Ignorar as grandes efemérides é mau: desvanecem-se lições, recuamos na aprendizagem. Em 2018, foi ignorado o centenário da pandemia de 1918 e fez-nos falta. Por razões inversas, não podemos deixar acabar 2022 sem celebrar e refletir nos 100 anos de uso terapêutico da insulina. É uma marca de um sucesso científico assinalável, que permite aferir o quanto dependemos do conhecimento que só a Ciência permite alcançar e o quanto ela representa na solidariedade entre gerações.

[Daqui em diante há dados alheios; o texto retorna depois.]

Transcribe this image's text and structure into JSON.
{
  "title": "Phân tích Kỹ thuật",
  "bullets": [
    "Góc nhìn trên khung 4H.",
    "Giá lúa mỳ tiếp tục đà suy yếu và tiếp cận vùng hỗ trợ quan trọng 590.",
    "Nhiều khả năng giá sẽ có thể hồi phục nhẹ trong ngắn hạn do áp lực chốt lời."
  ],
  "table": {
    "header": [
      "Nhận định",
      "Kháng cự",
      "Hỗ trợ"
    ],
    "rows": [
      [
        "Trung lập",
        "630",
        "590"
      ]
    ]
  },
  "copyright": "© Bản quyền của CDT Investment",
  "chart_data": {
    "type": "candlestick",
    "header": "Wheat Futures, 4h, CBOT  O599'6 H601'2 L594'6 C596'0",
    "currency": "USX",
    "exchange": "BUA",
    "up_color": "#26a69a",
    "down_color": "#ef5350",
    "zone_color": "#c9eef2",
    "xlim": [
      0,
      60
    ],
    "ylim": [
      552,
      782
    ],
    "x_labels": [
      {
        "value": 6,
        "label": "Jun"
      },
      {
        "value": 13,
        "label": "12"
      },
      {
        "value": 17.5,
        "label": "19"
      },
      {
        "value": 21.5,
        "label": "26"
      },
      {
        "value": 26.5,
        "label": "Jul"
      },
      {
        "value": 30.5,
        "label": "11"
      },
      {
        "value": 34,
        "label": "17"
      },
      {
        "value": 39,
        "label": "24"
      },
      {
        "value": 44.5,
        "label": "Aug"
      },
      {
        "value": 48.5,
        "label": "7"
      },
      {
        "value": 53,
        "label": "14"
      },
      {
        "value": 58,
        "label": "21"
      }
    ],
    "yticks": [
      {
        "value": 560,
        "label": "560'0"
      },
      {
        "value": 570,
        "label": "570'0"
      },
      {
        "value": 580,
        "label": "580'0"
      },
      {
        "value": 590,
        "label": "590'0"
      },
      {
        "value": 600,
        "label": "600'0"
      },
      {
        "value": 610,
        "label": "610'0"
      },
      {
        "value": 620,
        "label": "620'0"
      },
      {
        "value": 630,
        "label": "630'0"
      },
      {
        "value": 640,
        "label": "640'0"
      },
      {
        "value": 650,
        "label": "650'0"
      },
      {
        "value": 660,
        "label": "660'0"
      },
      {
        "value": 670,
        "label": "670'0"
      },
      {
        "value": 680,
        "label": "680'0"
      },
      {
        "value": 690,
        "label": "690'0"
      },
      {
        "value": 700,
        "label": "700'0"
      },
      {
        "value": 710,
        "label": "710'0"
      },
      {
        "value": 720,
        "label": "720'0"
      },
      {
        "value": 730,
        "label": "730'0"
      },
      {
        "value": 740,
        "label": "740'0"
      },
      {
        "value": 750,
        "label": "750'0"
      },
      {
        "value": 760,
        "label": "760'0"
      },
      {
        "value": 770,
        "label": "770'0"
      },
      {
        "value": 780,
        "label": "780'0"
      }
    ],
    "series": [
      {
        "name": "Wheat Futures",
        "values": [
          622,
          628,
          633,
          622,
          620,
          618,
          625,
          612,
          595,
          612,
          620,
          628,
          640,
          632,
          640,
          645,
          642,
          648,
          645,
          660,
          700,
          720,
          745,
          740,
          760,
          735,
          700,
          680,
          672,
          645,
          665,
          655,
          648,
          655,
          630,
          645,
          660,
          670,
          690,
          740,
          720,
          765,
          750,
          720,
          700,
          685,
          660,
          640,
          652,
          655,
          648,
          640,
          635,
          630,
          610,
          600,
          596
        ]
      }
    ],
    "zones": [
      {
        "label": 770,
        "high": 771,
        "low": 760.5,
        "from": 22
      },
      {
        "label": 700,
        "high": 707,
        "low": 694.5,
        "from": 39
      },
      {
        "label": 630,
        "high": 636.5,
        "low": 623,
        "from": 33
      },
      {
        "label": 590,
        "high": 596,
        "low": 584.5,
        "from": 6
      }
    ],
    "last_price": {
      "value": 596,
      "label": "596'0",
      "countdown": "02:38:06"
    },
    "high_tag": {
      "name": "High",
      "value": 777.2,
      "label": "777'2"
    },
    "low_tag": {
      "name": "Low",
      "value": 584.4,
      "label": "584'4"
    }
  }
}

Se me pedirem um exemplo do sucesso do contributo da Ciência para o progresso da Humanidade, tenho dificuldade em selecionar. Desde os antibióticos e das vacinas até à consciência ecológica, os exemplos são abundantes. Mais do que um aumento crescente da longevidade humana, devemos à Ciência a consciência e a visão do mundo em que vivemos, no espaço e no tempo.
Em 2022 passa uma efeméride de um sucesso científico de valor inestimável: em 1922, a primeira vida humana foi salva pela insulina.
Há 100 anos, o bioquímico James Collip conseguiu purificar um extrato de pâncreas de animais, que foi usado pela primeira vez em humanos. Leonard Thompson, uma criança de 14 anos, tornou-se a primeira pessoa a sobreviver à diabetes tipo I. Desde esse momento, até hoje, decorreu um século de esforços intensos de muitos milhares de cientistas anónimos para entender a natureza física e química da insulina, a sua ação fisiológica e o seu uso farmacológico.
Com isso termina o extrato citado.